忍足君がメニューを開いて、キョロキョロと見てる。
自慢しないって所がまた、二人の凄いところなんだよね・・・。
いつも凄いことしてるのに、これが普通です、って顔して。


「まずよ、シュニッツェルってなんなんだ?」


「子牛肉を、叩いて伸ばして小麦粉、卵、パン粉の衣をつけて、ラードで揚げ焼きにしたもんって書いとるな。レモンとかじゃがいも添えて食べるみたいやな。ソーセージもオススメって書いとるわ。自分ら、アレルギーとかはいけるか?」


「大丈夫です。」


「私も大丈夫だよ。」


「俺はアレルギーなぇよ。」


「アタシも大丈夫さね。」


「頼むわ。
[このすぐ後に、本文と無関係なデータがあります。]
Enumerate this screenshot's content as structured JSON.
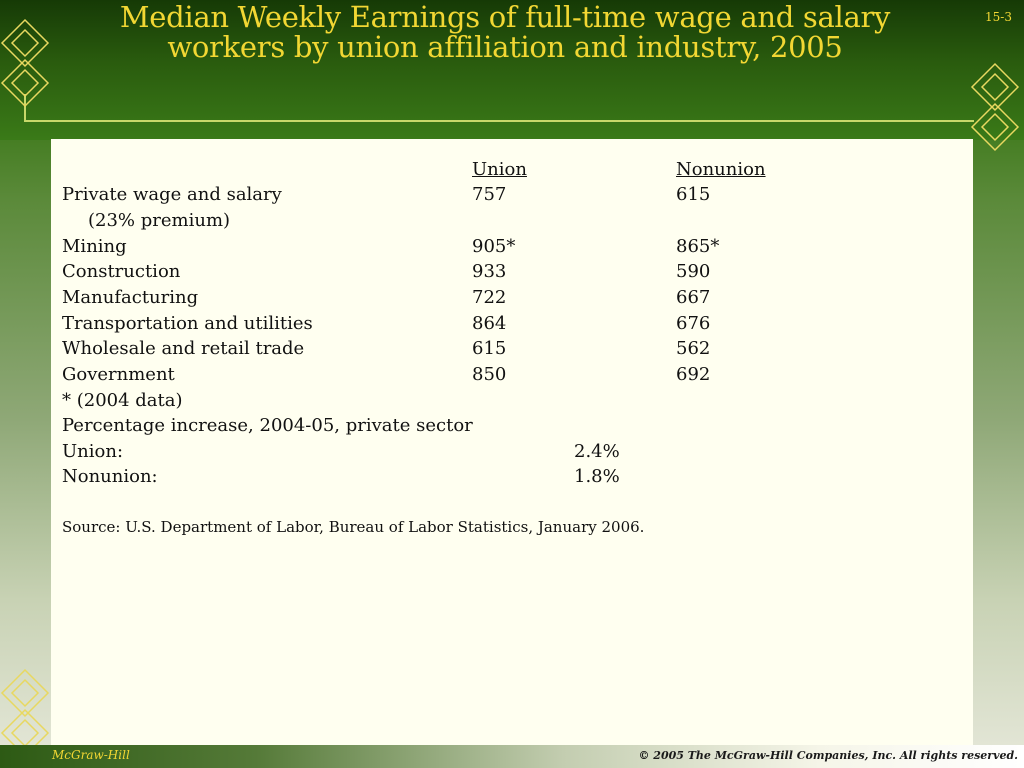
{
  "slide": {
    "title": "Median Weekly Earnings of full-time wage and salary workers by union affiliation and industry, 2005",
    "number": "15-3"
  },
  "table": {
    "headers": {
      "union": "Union",
      "nonunion": "Nonunion"
    },
    "rows": [
      {
        "label": "Private wage and salary",
        "union": "757",
        "nonunion": "615"
      },
      {
        "label": "(23% premium)",
        "union": "",
        "nonunion": ""
      },
      {
        "label": "Mining",
        "union": "905*",
        "nonunion": "865*"
      },
      {
        "label": "Construction",
        "union": "933",
        "nonunion": "590"
      },
      {
        "label": "Manufacturing",
        "union": "722",
        "nonunion": "667"
      },
      {
        "label": "Transportation and utilities",
        "union": "864",
        "nonunion": "676"
      },
      {
        "label": "Wholesale and retail trade",
        "union": "615",
        "nonunion": "562"
      },
      {
        "label": "Government",
        "union": "850",
        "nonunion": "692"
      }
    ],
    "footnote": "* (2004 data)"
  },
  "percentage": {
    "heading": "Percentage increase, 2004-05, private sector",
    "union_label": "Union:",
    "union_value": "2.4%",
    "nonunion_label": "Nonunion:",
    "nonunion_value": "1.8%"
  },
  "source": "Source: U.S. Department of Labor, Bureau of Labor Statistics, January 2006.",
  "footer": {
    "publisher": "McGraw-Hill",
    "copyright": "© 2005 The McGraw-Hill Companies, Inc. All rights reserved."
  },
  "colors": {
    "title": "#f2d733",
    "header_dark": "#163a06",
    "content_bg": "#fffff0",
    "accent_line": "#c8d86a"
  },
  "icons": [
    "diamond-ornament-icon"
  ]
}
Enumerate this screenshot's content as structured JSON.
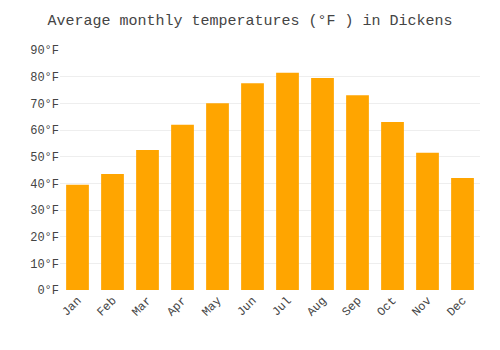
{
  "chart_data": {
    "type": "bar",
    "title": "Average monthly temperatures (°F ) in Dickens",
    "categories": [
      "Jan",
      "Feb",
      "Mar",
      "Apr",
      "May",
      "Jun",
      "Jul",
      "Aug",
      "Sep",
      "Oct",
      "Nov",
      "Dec"
    ],
    "values": [
      39.5,
      43.5,
      52.5,
      62.0,
      70.0,
      77.5,
      81.5,
      79.5,
      73.0,
      63.0,
      51.5,
      42.0
    ],
    "color": "#FFA500",
    "ylim": [
      0,
      90
    ],
    "yticks": [
      {
        "value": 0,
        "label": "0°F"
      },
      {
        "value": 10,
        "label": "10°F"
      },
      {
        "value": 20,
        "label": "20°F"
      },
      {
        "value": 30,
        "label": "30°F"
      },
      {
        "value": 40,
        "label": "40°F"
      },
      {
        "value": 50,
        "label": "50°F"
      },
      {
        "value": 60,
        "label": "60°F"
      },
      {
        "value": 70,
        "label": "70°F"
      },
      {
        "value": 80,
        "label": "80°F"
      },
      {
        "value": 90,
        "label": "90°F"
      }
    ],
    "grid": true
  }
}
・・・Verzeihung!(すみません!)」


「Herzlich willkommen(いらっしゃいませ)」


「Wasser.Schnitzel und Wurst fur 6 bitte(水とシュニッツェルとヴルストを6人分ください)」


「Verstanden(かしこまりました)」

注文が終わったらしく、ウェイターさんが去っていった。
そう言えば、昔から店員さんに話し掛けるのはいつも忍足君だよね。
ドイツ語話せるって言ってた仁王君ならちひろにカッコイイ所見せたくて、話しそうなのに・・・。
日本でも、コンビニ行っても外食しても、店員さんと絡むのはいつも忍足君だった気がする。なんでなんだろ。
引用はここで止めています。